The two approaches work in tandem to constrain the variance of LLM outputs to only observations that can be checked against the computation trace and conclusions thereof.

The Probably harness is designed to prevent the LLM from speculating or guessing in any way, shape, or form.

All data is bad data

A notable catch phrase in machine learning has always been “garbage in, garbage out” and despite the magic of LLMs, they are more noise-sensitive than most people realize.

You may have seen a number of vendors offering to make your data AI-ready. We have a different value proposition: we specialize in data that is very much not AI-ready.

The Probably harness comes with a sophisticated ingestion layer that maps and profiles raw data very efficiently. This enables the agent to be immediately aware of quality issues before committing to an analysis that would be inherently defeated by them.

The agent has a wide range of tools at its disposal to address data quality issues. Notably it can communicate issues to the user, explain inherent limitations, and still execute those analyses that are possible.

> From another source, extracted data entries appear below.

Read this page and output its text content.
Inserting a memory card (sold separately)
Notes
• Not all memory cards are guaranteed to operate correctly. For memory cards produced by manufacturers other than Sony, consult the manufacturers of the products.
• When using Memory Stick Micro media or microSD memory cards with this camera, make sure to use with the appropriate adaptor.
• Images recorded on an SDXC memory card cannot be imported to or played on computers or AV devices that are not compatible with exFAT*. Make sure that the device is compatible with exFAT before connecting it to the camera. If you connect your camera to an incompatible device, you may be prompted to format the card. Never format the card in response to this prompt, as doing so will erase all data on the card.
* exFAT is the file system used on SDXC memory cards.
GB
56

Crucially, it will not base conclusions off of low-quality data.

Examples of this include:

sparse distributions
mismatched sample sizes
heavily skewed distributions

…and many more.

The agent will always couch a response with quality callouts and make it clear why conclusions cannot be drawn and if there are any options for resolving or mitigating quality issues.

This ability is absolutely critical to produce an effective data agent and we are honored to provide it to you.

Why now?

Suffice it to say, accurate and objective tabular data analysis presents a uniquely challenging domain for the current state of transformers.

Even before AI, objective data analysis was hard enough for humans. We are not exactly calculators either.

But finally we have arrived at a unique moment in time. We have the technology to solve the problem from both sides.

We can drop the transformer into a data mech suit, giving it superhuman analysis ability. Its conversational interface makes this whole process accessible to absolutely anybody in the simplest possible terms.

The Probably agent was an extraordinarily challenging harness to build but we believe it is worth it.

Our team is proud to provide and support this agent to any individuals or companies looking to do serious data work effortlessly and efficiently.